At CERN, detectors are
members of the Geneva branch of Weight Watchers
who for years had been disbelieved when claiming
to gain weight simply by looking at food. It then
emerged that they were absorbing calories from
the residual background radiation caused by the
sister phenomenon to The Big Bang that physicists
believe brought calories into being The
Big Banger.
This ability was perfect
for CERN experiments. By weighing detectors who
had been sitting on the particle accelerator, the
number of calories emitted during collisions
could be exactly calculated.
Superficially similar
experiments have occurred in the United States
where volunteers from the obese community have
been collided with one another. Impact speeds
have been too low for the emission of calories,
however, and so these experiments have had no
scientific value.
The researchers involved
have been sternly reprimanded by their bosses and
firmly told that the joke was not funny.
The fact that calories
cause weight gain illustrates that they have mass.
Indeed, scientists believe that the Calorie, or
Higgs Boson as some particle physicists call it,
causes matter to possess mass.
Scientists have calculated
that the Universe contains a significant quantity
of matter which, currently, cannot be detected
so called Dark Matter. Calorie
research has raised the exciting prospect that
this missing ninety per cent of the
Universe could be packed in and around the
arteries and internal organs of oversized Brits
and Americans.
University Departments of
Nuclear Physics and Dieting have explored ways to
neutralise calories in the bodies of the
overweight. There was initial optimism when it
became possible to manufacture and contain anti-calories.
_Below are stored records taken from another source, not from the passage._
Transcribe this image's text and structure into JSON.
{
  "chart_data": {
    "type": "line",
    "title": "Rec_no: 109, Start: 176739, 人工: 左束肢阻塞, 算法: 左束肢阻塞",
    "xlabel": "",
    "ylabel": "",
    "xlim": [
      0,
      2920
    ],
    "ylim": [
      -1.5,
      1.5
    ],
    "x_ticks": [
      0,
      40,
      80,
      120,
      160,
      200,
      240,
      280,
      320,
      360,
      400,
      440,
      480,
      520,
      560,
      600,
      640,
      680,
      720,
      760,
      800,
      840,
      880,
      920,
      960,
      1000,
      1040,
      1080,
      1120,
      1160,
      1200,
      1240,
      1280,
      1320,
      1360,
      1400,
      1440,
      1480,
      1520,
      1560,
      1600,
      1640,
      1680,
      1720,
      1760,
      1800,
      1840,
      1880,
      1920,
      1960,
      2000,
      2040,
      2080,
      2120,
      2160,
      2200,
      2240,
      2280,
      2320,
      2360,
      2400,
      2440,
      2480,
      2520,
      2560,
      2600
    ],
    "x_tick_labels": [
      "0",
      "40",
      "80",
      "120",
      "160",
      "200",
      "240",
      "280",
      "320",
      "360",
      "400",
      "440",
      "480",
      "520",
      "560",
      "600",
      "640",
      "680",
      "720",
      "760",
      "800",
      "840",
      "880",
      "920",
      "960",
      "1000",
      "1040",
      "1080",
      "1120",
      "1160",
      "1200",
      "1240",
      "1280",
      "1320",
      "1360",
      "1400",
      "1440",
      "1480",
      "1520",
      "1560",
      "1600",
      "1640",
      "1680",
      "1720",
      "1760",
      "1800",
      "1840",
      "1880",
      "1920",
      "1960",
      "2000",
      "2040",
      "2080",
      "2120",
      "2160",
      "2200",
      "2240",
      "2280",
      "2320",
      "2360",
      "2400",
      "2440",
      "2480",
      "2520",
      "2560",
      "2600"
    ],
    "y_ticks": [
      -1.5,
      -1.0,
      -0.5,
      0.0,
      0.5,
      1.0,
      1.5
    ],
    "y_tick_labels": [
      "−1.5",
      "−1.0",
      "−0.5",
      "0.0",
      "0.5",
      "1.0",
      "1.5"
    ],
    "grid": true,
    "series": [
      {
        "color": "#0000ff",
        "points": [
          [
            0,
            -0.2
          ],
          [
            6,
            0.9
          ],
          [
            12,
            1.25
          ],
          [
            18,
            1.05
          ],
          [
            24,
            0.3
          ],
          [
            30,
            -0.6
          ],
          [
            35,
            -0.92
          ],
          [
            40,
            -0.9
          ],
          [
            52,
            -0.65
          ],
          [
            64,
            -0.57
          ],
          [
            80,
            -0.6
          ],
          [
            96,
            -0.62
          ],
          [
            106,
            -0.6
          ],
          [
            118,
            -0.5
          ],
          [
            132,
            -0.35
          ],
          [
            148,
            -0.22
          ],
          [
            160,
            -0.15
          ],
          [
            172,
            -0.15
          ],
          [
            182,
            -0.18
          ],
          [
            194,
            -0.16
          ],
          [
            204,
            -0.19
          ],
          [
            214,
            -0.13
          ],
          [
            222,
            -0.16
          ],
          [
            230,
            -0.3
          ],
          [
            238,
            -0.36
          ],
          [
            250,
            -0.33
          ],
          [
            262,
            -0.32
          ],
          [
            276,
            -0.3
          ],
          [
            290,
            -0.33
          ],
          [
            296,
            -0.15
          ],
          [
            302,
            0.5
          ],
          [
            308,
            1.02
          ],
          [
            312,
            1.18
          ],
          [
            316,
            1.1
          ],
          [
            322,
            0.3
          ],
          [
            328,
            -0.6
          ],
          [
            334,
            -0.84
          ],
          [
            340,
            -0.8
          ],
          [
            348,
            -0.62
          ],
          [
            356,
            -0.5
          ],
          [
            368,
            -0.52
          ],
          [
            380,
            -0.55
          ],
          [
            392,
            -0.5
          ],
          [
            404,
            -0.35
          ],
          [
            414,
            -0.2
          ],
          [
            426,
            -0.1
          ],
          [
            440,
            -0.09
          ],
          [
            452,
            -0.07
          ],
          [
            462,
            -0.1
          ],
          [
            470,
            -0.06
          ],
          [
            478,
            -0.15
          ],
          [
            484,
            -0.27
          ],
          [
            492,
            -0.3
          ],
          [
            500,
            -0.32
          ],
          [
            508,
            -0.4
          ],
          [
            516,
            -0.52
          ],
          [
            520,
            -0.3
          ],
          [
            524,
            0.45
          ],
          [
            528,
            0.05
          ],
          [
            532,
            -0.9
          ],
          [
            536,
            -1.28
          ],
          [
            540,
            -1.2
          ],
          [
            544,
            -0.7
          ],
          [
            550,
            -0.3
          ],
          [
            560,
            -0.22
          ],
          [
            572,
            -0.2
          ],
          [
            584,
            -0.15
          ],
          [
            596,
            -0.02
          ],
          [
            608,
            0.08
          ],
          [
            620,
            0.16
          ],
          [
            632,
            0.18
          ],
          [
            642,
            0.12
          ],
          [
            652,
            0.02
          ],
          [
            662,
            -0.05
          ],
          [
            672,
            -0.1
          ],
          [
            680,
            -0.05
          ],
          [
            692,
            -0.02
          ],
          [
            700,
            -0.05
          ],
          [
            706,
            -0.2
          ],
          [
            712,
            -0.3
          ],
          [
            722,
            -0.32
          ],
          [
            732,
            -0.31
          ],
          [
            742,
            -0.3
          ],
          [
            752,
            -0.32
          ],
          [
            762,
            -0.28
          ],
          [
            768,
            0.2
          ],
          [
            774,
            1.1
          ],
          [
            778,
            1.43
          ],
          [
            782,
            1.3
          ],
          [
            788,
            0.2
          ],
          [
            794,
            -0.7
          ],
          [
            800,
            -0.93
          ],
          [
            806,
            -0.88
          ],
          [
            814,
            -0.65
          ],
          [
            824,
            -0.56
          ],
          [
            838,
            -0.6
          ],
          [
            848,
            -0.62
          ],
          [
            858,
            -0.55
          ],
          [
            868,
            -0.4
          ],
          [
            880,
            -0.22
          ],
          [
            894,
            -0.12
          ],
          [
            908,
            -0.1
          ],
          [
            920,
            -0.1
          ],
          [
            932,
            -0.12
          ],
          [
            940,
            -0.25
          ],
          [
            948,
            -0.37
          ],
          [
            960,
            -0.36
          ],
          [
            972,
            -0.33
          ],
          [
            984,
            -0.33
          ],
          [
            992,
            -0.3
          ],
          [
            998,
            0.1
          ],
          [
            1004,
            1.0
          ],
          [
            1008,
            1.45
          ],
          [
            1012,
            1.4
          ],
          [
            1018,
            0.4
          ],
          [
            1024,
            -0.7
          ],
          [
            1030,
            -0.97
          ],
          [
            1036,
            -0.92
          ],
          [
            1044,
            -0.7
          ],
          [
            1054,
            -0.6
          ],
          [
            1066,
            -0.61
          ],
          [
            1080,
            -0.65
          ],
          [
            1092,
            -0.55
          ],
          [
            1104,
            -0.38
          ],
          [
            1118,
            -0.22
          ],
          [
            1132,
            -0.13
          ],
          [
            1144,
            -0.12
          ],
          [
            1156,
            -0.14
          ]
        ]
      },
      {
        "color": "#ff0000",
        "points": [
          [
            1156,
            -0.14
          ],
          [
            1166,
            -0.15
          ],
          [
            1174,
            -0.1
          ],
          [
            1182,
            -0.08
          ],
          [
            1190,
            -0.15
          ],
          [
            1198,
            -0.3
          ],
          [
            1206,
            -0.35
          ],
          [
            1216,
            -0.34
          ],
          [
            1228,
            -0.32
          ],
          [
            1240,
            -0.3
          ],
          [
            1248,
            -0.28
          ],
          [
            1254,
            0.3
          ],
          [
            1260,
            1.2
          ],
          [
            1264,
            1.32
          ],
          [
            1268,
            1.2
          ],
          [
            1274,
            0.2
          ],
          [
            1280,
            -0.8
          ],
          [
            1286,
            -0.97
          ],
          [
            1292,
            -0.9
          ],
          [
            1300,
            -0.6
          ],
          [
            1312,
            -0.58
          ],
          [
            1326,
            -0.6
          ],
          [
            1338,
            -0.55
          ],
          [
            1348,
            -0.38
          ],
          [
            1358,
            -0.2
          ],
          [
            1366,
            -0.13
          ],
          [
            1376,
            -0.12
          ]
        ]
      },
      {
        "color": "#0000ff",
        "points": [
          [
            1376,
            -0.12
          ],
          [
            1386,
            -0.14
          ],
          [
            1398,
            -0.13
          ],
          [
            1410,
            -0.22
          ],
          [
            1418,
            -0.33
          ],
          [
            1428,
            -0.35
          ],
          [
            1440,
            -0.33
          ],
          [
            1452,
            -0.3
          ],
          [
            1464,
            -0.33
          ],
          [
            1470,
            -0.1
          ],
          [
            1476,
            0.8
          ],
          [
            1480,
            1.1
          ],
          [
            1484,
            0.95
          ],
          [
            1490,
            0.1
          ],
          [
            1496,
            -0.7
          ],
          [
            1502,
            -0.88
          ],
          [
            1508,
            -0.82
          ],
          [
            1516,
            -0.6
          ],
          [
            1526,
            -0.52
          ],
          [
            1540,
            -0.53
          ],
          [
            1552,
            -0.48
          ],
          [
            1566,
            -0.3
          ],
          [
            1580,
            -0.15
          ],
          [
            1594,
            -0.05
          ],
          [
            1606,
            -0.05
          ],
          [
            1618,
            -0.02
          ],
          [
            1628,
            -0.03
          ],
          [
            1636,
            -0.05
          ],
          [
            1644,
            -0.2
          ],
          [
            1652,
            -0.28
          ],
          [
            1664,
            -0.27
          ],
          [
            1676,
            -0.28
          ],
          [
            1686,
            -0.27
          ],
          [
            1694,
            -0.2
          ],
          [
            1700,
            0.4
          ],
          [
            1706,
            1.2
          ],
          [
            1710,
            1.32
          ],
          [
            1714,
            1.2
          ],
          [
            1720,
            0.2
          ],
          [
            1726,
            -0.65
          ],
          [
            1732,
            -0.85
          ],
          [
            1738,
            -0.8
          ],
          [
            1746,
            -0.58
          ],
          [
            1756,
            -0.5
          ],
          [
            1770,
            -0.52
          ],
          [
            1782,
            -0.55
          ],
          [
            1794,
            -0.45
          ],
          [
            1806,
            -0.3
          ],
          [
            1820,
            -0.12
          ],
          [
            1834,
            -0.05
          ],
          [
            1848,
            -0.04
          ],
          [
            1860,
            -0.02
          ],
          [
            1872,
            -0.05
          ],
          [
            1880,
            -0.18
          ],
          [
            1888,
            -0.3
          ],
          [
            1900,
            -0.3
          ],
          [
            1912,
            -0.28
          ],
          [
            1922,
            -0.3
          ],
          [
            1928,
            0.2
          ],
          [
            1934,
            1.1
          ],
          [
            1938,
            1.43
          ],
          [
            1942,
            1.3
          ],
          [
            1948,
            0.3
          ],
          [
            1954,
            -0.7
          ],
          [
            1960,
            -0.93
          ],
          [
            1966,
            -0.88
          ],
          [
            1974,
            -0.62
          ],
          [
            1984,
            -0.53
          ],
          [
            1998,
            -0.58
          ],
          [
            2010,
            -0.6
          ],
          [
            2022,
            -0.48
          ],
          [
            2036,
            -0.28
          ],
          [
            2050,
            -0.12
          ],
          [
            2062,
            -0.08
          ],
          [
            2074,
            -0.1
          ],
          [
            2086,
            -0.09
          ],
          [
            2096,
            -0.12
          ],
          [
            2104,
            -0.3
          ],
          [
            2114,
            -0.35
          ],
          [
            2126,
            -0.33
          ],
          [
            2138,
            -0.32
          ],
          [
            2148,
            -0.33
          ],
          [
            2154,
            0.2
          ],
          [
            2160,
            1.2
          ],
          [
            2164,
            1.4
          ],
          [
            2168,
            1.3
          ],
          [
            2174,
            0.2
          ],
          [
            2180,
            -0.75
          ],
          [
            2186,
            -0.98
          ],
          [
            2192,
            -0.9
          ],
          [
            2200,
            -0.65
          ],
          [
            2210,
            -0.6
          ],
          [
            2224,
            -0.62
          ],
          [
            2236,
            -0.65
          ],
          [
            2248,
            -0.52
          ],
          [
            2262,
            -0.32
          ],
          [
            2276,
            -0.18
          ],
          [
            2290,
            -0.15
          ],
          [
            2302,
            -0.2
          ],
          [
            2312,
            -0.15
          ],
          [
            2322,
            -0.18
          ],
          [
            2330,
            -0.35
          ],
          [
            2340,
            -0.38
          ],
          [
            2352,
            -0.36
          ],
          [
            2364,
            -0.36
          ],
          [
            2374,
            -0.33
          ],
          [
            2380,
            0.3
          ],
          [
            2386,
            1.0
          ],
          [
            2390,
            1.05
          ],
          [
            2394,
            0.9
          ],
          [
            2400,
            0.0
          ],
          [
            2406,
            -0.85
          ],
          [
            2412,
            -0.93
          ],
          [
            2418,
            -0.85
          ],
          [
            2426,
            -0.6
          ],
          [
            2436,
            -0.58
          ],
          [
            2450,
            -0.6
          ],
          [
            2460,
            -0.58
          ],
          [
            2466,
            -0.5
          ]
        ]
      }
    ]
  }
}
These interact with calories, annihilating one
another. Unfortunately, massive quantities of
energy are released in this process, which led to
a number of dieters leaving craters, hundreds of
yards across.
Devotees of beer, chocolate
and cakes are pinning their hopes on developments
in Quantum Dieting. This is based on Hugh
Everetts theory of parallel universes. At a
quantum level it appears that calories may be
able to migrate between universes. The hope is
that huge quantities of yummy grub could be
consumed in this universe, but that the resultant
bum or gut would only be visible in another.
Who would have thought that
the humble Calorie held both the secrets of
weight loss and the secrets of the Universe?